The Only Titles You Need For Your Lectures, Presentations, Blog Posts And Academic Papers

..and the blog post tile I’ve chosen here is just linkbait.

You can go ahead and use the ideas in this post for your next journal paper submission, but chances are it will be rejected.

But catchy titles mean something. It’s why in the era of fake news, we click on things that seem unbelievable or which we don’t think could be true, just to find out we’ve been tricked and we’ve not.

I shared a set of catchy titles relating to plagiarism and several people asked how I generated them.

My favourite title is the first one, which is aimed at getting students interested.
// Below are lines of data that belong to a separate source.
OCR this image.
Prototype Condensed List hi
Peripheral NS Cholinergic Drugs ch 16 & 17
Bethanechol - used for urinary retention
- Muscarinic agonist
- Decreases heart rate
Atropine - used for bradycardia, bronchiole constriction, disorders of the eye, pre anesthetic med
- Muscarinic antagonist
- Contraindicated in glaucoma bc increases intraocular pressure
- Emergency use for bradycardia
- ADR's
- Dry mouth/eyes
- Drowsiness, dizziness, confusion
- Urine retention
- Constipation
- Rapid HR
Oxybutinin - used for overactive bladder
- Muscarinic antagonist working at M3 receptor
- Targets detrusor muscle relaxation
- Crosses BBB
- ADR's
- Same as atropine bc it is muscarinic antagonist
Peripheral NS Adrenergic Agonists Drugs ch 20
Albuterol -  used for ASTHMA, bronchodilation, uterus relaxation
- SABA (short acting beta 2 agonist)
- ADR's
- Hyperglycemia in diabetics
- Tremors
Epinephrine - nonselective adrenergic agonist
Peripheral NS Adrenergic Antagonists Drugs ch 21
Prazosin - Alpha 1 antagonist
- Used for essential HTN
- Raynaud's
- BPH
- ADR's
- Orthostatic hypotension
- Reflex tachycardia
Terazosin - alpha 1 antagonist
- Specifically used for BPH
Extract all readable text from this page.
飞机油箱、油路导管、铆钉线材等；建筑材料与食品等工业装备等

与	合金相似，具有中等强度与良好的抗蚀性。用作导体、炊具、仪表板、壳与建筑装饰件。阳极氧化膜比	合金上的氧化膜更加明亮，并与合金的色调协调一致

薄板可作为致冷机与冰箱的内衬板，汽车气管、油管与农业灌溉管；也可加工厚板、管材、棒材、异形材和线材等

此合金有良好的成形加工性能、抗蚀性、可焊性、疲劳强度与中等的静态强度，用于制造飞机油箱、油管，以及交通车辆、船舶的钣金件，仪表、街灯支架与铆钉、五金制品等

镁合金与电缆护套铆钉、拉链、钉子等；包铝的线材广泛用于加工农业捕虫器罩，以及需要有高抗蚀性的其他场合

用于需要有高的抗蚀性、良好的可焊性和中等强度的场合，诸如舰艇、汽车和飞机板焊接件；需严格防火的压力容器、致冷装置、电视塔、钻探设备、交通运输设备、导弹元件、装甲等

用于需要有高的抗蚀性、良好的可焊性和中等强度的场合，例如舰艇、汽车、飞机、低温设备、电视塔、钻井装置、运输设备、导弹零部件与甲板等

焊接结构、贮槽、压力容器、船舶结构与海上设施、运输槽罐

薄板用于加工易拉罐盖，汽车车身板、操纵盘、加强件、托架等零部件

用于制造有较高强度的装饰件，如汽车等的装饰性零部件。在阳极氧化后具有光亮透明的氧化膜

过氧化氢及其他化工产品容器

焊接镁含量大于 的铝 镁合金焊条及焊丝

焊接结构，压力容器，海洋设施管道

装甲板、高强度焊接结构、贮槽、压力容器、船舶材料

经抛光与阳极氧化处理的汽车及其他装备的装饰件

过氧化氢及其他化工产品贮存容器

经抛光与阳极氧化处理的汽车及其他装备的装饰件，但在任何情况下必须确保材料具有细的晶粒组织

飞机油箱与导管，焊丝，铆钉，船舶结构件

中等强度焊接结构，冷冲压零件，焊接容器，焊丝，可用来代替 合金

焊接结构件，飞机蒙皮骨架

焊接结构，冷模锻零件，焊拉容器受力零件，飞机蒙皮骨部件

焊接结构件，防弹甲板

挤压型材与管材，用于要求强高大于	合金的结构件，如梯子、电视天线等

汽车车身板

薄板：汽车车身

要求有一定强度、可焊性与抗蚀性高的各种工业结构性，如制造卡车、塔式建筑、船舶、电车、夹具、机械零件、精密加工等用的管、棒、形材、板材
Make Your Parents Proud By Learning Plagiarism

And, I can so easily imagine someone running with just that title (but hopefully not delivering on the promise).

A lot of it is about turning plagiarism on its head from what students expect.

Template Titles

You could use almost all of those titles, with slight modifications, to talk about other subjects.

Many work for academic integrity just as well as plagiarism.

You could say:

Make Your Parents Proud By Learning Academic Integrity

But it doesn’t have quite the same ring to it, does it?

There’s Big Money In Academic Integrity” might do better.

But, the fact is, most of these titles are generated from templates. If you look at what’s trending on a site like Buzzfeed, you’ll see the same patterns appearing in titles again and again.

And, so many of them have a number in the title somewhere. You can base your own title on that and you’re already well-positioned to get attention.

(and no, I don’t consider putting your own subject into a standarised title format to be plagiarism)

Title Generators

You can go one-step further.

Many of the titles that work most cleanly across different subjects (or niches) have been developed into title generators.

You just plug your subject in there and watch the generator spit out a whole load of titles until you see one you like (or one you like enough to modify a bit).

My experience is, you’re not likely to get anything exactly perfect from a title generator, but it’s pretty easy to take something they make, change it up and tidy the grammar.

Different generators work better for different subject, so it’s worth trying a few. Here are some that have worked for me:

http://www.title-generator.com | https://seopressor.com/blog-title-generator | https://www.hubspot.com/blog-topic-generator | https://www.portent.com/tools/title-maker

If you get more advanced, you can start using headline analysis as well to work out the emotional impact of your title. But that’s a more advanced marketing technique, particularly for academic work.

And, if you don’t want to use these titles for your next academic paper, that’s fine. You can always use them for the blog post to promote the paper instead.